Somali elders Friday are quoted as calling on warring militias in the Somali capital Mogadishu to stop their fighting that has killed hundreds of people in recent weeks.

Elder and mediator Ali Hassan is quoted by the French news agency as saying he and fellow elders have contacted officials from the Islamic Court Union and the Alliance for the Restoration of Peace and Counter-Terrorism.

Hassan was quoted as saying that, although both sides said they wanted peace, they are actually gearing up for more warfare.

A Somali Technical with an anti missile gun on the truck on outskirts of Mogadishu, May 28, 2006
Witnesses reported seeing hundreds of reinforcements and weapons being set up in different sections of Mogadishu.

Militia members have even ventured into areas that are supposed to be off-limits during warfare.

Nicole Engelbrecht is a regional spokeswoman with the International Committee of the Red Cross (ICRC). She tells VOA armed fighters have moved into Keysaney Hospital in Mogadishu.

"The ICRC is very worried about the wounded people in there," she said.  "Several of them have been evacuated by their own families, taken back to their homes. The health care is being kept up, but on a limited scale because a few doctors also didn't show up for work because the situation in Mogadishu is quite tense. So the military operation of these armed fighters obviously hamper the access of people to the hospital."

Engelbrecht says the presence in the hospital of the armed fighters, whose militia she did not identify, breaks several codes of warfare.

"International humanitarian law prohibits the use of hospitals for the conduct of hostilities. This is also something that is reflected in the traditional Somali code of warfare," she added.

Engelbrecht says that ever since the fighting erupted in February, at least 300 people have been killed and 700 treated for injuries in the hospitals ICRC supports.

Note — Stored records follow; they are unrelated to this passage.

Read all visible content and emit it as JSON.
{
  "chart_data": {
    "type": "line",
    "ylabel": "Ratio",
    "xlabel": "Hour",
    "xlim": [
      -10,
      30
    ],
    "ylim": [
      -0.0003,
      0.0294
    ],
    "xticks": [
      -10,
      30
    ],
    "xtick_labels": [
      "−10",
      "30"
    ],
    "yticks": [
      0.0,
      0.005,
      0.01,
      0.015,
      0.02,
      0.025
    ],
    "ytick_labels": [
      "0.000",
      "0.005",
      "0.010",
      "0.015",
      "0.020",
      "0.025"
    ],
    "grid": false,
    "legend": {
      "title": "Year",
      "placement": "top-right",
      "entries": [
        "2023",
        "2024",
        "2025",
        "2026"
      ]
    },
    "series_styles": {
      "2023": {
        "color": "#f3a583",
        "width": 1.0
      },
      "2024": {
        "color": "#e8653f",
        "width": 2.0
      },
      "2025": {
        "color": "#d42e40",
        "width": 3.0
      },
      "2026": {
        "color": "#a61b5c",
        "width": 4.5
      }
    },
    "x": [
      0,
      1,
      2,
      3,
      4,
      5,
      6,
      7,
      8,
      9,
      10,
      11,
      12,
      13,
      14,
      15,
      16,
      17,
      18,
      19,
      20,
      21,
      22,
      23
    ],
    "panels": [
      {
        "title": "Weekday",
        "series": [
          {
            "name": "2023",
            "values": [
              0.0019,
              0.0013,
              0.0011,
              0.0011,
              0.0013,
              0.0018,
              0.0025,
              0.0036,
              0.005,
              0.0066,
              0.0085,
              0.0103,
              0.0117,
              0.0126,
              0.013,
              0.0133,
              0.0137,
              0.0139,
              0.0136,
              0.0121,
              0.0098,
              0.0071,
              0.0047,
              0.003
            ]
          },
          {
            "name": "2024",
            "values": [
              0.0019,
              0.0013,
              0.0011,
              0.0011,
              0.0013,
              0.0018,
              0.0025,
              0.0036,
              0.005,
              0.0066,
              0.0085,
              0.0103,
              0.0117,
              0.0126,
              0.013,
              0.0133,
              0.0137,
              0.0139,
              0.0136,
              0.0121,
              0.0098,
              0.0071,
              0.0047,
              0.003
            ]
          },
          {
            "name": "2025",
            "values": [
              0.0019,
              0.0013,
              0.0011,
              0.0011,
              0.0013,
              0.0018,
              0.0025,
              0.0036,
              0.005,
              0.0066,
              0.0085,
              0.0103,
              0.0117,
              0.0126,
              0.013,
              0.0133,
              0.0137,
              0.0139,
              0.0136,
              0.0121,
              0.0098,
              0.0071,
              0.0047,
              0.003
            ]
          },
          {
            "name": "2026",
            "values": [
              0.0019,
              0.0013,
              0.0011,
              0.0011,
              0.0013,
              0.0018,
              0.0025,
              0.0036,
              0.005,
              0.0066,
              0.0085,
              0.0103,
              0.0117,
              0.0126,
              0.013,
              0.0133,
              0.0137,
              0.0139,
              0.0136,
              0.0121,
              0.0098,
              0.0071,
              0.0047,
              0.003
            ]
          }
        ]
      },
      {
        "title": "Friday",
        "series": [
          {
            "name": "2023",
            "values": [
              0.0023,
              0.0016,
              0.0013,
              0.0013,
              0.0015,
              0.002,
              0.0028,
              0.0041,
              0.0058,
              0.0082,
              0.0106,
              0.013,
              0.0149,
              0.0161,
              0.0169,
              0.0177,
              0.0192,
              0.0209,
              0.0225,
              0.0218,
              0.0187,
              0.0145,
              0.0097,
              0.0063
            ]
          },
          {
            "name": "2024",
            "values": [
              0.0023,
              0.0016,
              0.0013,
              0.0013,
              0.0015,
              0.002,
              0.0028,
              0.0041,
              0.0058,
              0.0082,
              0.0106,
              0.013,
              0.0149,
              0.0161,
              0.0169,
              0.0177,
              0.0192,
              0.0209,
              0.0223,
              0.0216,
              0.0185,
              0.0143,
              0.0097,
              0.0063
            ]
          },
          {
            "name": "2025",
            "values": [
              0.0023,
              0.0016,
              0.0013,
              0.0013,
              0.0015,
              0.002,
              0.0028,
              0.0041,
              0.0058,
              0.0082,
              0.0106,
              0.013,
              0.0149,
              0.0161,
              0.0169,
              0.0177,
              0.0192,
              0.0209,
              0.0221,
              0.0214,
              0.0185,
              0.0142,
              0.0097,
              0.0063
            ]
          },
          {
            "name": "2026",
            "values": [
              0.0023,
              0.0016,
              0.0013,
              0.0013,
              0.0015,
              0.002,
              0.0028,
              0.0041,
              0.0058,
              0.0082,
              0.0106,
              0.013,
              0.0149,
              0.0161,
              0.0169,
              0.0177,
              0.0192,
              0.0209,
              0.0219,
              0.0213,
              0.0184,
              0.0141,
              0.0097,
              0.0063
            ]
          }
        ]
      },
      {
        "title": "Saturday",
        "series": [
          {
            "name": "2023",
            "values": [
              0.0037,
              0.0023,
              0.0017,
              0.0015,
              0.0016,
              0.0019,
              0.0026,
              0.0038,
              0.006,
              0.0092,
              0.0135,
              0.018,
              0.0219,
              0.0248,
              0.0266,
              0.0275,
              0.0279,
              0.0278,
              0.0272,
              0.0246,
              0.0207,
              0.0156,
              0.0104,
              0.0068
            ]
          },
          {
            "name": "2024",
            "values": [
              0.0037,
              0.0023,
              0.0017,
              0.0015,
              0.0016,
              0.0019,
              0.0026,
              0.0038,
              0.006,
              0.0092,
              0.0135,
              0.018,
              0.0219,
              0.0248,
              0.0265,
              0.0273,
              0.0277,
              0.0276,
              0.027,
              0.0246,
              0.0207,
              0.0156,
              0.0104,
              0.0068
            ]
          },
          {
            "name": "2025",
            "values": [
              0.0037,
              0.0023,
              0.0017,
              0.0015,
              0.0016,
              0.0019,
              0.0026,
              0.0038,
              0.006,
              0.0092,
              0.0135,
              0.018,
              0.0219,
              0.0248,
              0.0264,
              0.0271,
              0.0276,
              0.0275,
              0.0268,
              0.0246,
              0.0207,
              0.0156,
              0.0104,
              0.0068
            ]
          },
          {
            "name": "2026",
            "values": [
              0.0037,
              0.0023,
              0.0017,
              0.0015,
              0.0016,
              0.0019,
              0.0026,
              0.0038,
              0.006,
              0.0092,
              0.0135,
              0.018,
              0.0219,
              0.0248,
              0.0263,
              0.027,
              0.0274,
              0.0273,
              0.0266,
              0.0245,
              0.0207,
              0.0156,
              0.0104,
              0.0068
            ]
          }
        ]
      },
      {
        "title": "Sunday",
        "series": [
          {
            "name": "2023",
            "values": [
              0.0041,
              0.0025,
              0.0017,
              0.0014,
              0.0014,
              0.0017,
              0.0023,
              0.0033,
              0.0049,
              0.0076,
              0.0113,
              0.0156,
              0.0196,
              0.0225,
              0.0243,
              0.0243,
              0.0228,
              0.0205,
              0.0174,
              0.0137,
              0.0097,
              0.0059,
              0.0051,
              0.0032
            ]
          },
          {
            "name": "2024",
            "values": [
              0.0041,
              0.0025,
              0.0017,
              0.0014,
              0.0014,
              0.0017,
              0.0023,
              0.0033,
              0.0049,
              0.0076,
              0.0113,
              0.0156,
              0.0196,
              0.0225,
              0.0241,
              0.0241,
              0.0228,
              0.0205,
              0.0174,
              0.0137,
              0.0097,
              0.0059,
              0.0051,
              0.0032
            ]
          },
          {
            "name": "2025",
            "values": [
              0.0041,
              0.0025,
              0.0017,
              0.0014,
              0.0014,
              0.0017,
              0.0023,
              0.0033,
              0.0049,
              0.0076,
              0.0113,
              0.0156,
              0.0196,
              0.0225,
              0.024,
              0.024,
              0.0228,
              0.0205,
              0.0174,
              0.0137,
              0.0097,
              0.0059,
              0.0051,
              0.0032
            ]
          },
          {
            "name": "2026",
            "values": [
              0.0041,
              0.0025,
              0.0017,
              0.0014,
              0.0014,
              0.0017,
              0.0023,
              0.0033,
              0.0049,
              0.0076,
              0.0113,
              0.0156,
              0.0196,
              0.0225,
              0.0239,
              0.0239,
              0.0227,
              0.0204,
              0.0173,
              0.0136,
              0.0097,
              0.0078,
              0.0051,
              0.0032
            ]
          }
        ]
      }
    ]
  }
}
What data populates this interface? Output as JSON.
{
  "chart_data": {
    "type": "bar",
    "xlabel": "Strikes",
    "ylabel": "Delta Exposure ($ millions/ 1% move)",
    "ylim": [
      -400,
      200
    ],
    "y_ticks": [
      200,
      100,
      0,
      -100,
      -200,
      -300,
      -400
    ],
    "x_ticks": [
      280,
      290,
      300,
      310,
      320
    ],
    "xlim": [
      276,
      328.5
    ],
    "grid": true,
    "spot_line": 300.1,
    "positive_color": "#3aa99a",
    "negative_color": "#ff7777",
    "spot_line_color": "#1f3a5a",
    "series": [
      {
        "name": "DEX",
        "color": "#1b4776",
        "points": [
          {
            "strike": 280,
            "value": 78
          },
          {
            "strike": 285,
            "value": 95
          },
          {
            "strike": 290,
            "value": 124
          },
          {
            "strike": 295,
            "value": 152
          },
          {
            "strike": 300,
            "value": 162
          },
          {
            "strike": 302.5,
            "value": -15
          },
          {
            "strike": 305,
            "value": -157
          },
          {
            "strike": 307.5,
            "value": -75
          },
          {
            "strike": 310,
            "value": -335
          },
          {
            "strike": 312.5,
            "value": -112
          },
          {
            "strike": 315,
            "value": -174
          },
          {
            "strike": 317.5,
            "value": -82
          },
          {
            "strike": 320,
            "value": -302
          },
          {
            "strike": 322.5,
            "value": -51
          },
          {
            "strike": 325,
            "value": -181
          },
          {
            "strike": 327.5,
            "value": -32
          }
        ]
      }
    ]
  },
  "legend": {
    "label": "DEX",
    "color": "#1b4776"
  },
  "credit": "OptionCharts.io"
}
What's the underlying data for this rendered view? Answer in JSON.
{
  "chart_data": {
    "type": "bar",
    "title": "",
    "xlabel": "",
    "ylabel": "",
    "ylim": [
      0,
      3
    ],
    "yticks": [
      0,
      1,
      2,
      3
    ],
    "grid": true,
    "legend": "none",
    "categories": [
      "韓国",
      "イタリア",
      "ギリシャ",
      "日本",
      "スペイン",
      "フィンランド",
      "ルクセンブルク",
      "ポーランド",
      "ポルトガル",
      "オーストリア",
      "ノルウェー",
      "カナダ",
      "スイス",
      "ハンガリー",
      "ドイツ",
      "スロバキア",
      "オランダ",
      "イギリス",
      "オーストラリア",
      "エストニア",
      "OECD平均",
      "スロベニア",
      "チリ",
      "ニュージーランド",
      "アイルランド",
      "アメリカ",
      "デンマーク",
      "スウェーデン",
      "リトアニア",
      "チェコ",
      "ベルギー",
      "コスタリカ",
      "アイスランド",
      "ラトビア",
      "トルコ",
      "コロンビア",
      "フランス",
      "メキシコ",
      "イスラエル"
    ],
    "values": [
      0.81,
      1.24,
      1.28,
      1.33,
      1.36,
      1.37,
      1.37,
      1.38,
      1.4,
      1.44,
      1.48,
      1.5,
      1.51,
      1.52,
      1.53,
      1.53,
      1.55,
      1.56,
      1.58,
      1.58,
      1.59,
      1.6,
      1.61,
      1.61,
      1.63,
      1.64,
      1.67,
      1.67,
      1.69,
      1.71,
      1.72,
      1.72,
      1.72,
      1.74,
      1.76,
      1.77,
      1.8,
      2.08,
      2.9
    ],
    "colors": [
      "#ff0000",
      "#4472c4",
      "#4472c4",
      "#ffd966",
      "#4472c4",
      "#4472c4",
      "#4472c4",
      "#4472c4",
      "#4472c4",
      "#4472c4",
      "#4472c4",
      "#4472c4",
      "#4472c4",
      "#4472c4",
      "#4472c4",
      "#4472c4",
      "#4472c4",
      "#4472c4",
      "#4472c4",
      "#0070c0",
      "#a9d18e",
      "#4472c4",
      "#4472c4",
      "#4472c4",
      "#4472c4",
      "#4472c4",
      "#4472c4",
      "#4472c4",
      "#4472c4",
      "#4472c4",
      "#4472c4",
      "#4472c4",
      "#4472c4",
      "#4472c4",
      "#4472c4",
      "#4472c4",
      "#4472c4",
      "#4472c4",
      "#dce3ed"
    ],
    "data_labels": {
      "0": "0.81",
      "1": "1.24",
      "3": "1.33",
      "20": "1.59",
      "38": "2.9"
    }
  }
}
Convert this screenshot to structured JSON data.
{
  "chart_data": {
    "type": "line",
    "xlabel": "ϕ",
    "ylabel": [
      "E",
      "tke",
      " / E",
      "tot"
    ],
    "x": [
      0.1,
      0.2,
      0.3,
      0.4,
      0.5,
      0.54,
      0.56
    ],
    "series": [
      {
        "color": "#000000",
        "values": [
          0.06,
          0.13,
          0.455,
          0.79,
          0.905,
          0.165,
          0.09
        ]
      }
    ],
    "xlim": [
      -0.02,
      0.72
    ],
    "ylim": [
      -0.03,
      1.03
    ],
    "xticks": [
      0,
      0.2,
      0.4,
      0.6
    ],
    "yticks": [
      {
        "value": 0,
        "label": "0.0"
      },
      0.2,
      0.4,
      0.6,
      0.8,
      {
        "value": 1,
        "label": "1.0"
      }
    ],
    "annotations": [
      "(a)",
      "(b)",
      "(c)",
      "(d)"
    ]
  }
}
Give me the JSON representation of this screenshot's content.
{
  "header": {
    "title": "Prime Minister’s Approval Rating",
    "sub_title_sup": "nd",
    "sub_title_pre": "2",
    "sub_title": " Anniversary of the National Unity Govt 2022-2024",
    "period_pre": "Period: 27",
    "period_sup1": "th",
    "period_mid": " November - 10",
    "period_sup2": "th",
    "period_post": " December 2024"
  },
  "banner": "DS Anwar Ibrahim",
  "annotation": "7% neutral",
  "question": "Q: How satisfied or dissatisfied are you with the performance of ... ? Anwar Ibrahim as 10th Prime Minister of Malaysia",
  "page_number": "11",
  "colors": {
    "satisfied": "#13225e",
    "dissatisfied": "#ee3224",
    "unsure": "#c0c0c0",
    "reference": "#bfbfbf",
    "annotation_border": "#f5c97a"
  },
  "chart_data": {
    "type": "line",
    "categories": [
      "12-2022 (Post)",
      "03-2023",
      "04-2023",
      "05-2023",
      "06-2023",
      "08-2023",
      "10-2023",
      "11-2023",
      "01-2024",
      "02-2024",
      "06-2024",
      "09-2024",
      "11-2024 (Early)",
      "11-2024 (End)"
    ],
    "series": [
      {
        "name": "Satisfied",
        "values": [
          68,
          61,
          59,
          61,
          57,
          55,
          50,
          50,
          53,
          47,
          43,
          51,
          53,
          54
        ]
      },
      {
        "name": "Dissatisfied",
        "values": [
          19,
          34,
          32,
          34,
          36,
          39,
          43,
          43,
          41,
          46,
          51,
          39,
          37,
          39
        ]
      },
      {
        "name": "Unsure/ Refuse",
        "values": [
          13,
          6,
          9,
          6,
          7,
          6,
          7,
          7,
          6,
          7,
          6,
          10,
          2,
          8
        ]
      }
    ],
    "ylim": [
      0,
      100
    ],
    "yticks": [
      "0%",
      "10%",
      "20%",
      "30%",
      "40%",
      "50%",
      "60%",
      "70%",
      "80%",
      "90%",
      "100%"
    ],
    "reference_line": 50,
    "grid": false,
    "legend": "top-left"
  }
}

Media reports describe the Alliance for the Restoration of Peace and Counter-Terrorism, formed earlier this year, as being a coalition of warlords who aim to stem what they feel is growing Islamic extremism in Somalia. The Islamic Court Union is said to want to maintain law and order in the volatile capital.

The United States has long been concerned that chaotic Somalia could become a haven for international terrorists.

There have been more than a dozen attempts to form a central government in Somalia ever since civil war broke out in 1991. Since then, warlords and their militias have battled with each other and civilians to control different parts of the country.

A transitional Somali parliament was formed in Kenya more than a year ago following a two-year peace process, and recently met for the first time in Somalia.